The Court also found that Plaintiffs’ allegations failed to establish a link between the SAEs and Ocaliva. For example, the Court held that the FDA’s instruction to conduct a Phase 4 clinical trial to provide more data on the drug’s safety and efficacy was not indicative of a heightened concern about Ocaliva. Indeed, as the Court noted, Phase 4 clinical trials are required for any drug approved under the FDA’s Accelerated Approval Program, such as Ocaliva. And the Court found that plaintiffs similarly failed to plead a link between the SAEs and Ocaliva by comparing the smaller number of deaths in the Phase 3 clinical trial to the slightly larger number of deaths in the post-trial period. The Court concluded that the mere existence of adverse events in two groups “says nothing in and of itself about whether the drug is causing the adverse events” and thus does not satisfy the materiality standard.

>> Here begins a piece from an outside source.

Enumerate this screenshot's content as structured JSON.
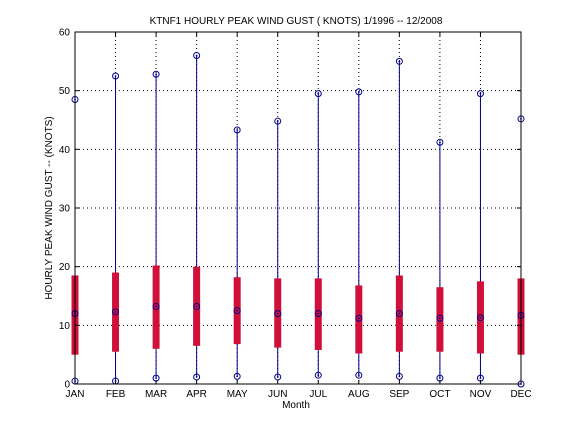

Second, the Court rejected plaintiffs’ argument that Intercept’s statements about dosing compliance were misleading. During the class period, Intercept’s enrollment form allegedly provided only two dosage options, neither of which reflected the suggested dose for patients with late-stage PBC. Although the form allegedly did not contain other dosing options, the Court found that the enrollment form did not “force” providers to prescribe a higher than recommended drug dose. Further, the Court held that plaintiffs did not allege any facts to demonstrate a link between known instances of alleged misdosing and the company’s enrollment form.
Plaintiffs’ allegation that Intercept’s statements regarding general dosage compliance were false and misleading in light of twelve reports of known instances of misdosing fared no better. The Court noted that Intercept’s statements regarding dosage compliance were “couched in general terms” and thus Intercept could not have misled investors when it said it was “very much focused on  compliance and persistency.”
Finally, the Court held that plaintiffs failed to allege that the HCP Letter resulted from anything other than reports of SAEs involving late-stage patients who were administered an incorrect dose. The Court found that the fact that Intercept received SAE reports indicating that correctly dosed patients suffered adverse events was not enough to adequately allege the HCP Letter resulted from those reports.
Judge Kaplan’s decision demonstrates that courts will generally not hold pharmaceutical companies liable for the failure to disclose SAEs unless there is a plausible causal link between the SAEs and the drug at issue. However, given the fact-intensive nature of the inquiry, companies should be especially sensitive to potentially statistically significant SAEs or other factors that could plausibly link the SAEs to a drug or that might otherwise require disclosure. And the case is another reminder that while disclosures concerning clinical drug trials—and particularly statements about a drug’s safety—must be carefully nuanced, courts will not hesitate to dismiss a securities disclosure complaint that fails to satisfy the applicable pleading standards.